Colleges, especially private colleges that cost in the $60,000-70,000 a year range, rely heavily on the remaining quarter of students who can afford to pay the sticker price. The pressure to retain a baseline of these full-price students is why a number of colleges in recent years have openly adopted “need aware” rather than “need blind” admissions, pleading that their balance sheets require it. That is partly a matter of bringing in revenue, and partly a matter of subsidizing students who receive non-governmental aid.

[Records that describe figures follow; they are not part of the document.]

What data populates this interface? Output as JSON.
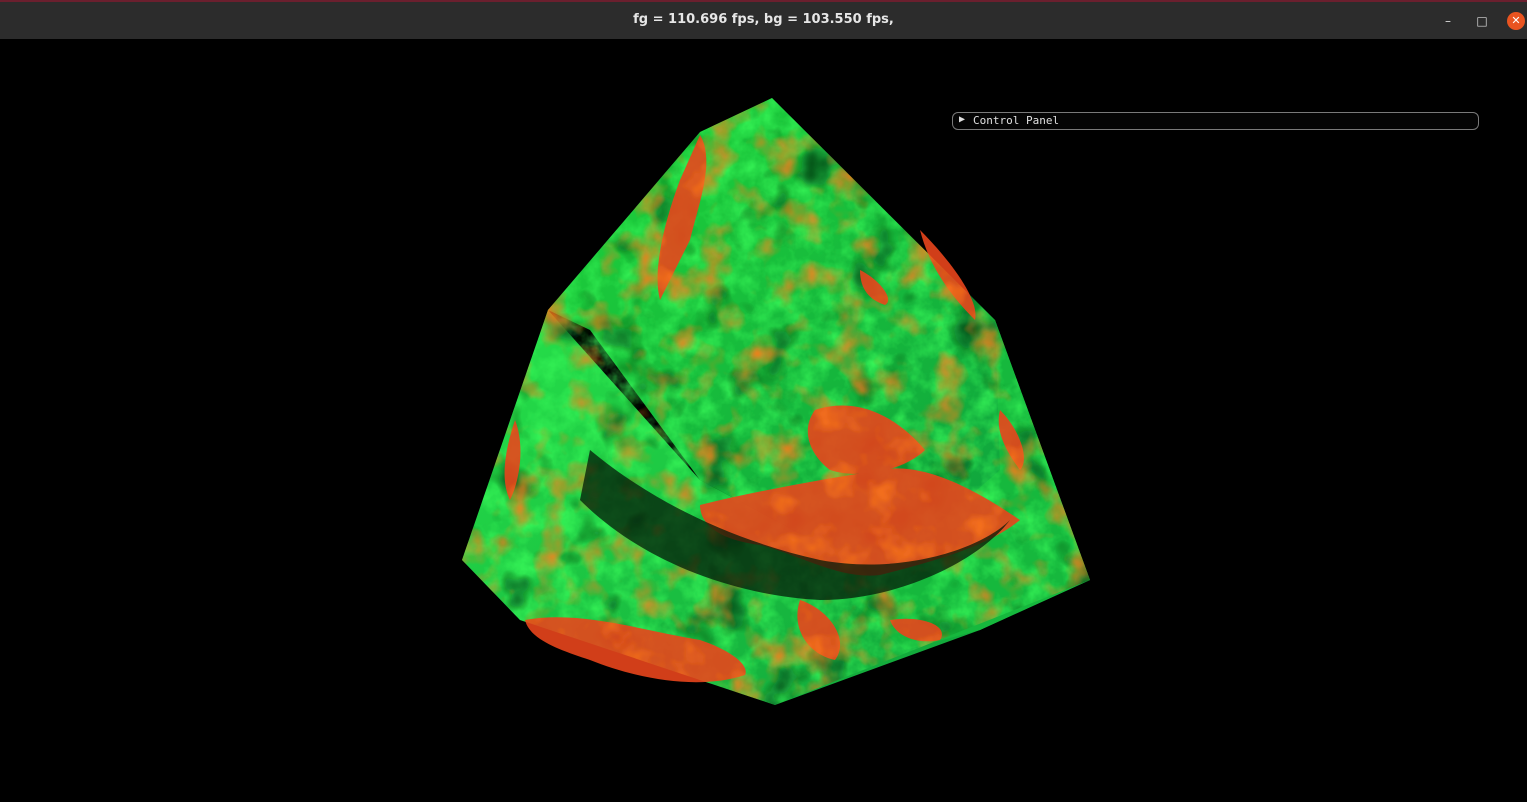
{
  "window": {
    "title": "fg = 110.696 fps, bg = 103.550 fps,",
    "minimize_icon": "minimize-icon",
    "maximize_icon": "maximize-icon",
    "close_icon": "close-icon",
    "minimize_glyph": "–",
    "maximize_glyph": "□",
    "close_glyph": "✕",
    "close_color": "#e95420"
  },
  "control_panel": {
    "arrow": "▶",
    "label": "Control Panel",
    "expanded": false
  },
  "render": {
    "subject": "3d-volume-cube",
    "colors": {
      "primary": "#22e03a",
      "secondary": "#0fa34a",
      "hot": "#e8451c",
      "background": "#000000"
    }
  }
}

What happens if the richest students bail out? The entire economic model of campuses could be undermined, especially if nobody at all is paying room and board and there is no revenue to be had from athletic programs, while colleges are still paying for their sprawling real estate and the extensive bureaucratic overhead that supports modern campus life. For some schools, this could create a spiral: Once you are no longer receiving the needed infusion of full-price tuitions, you don’t have the resources to offer as much aid. Doomsayers have predicted a higher-ed bubble-burst for a while now, and we could see it pop. Some schools on the margins may go out of business; others may finally face real pressure to trim back layers of administration and delay campus-life building projects.

Are there reasons to believe that the gap year gap won’t happen? True, there are countervailing trends: Wealthy gap year students will have fewer chances for international travel and globetrotting volunteer work, while some students in the middle- and lower-income tiers may also be deferring school for financial reasons. But staying out of school to make money is not an attractive option when millions of experienced adults are out of work. So, it seems likely that any increase in gap years will disproportionately drain colleges of the students who pay the bills. How the colleges react to that could be one of the major stories of the downstream impacts of the coronavirus pandemic.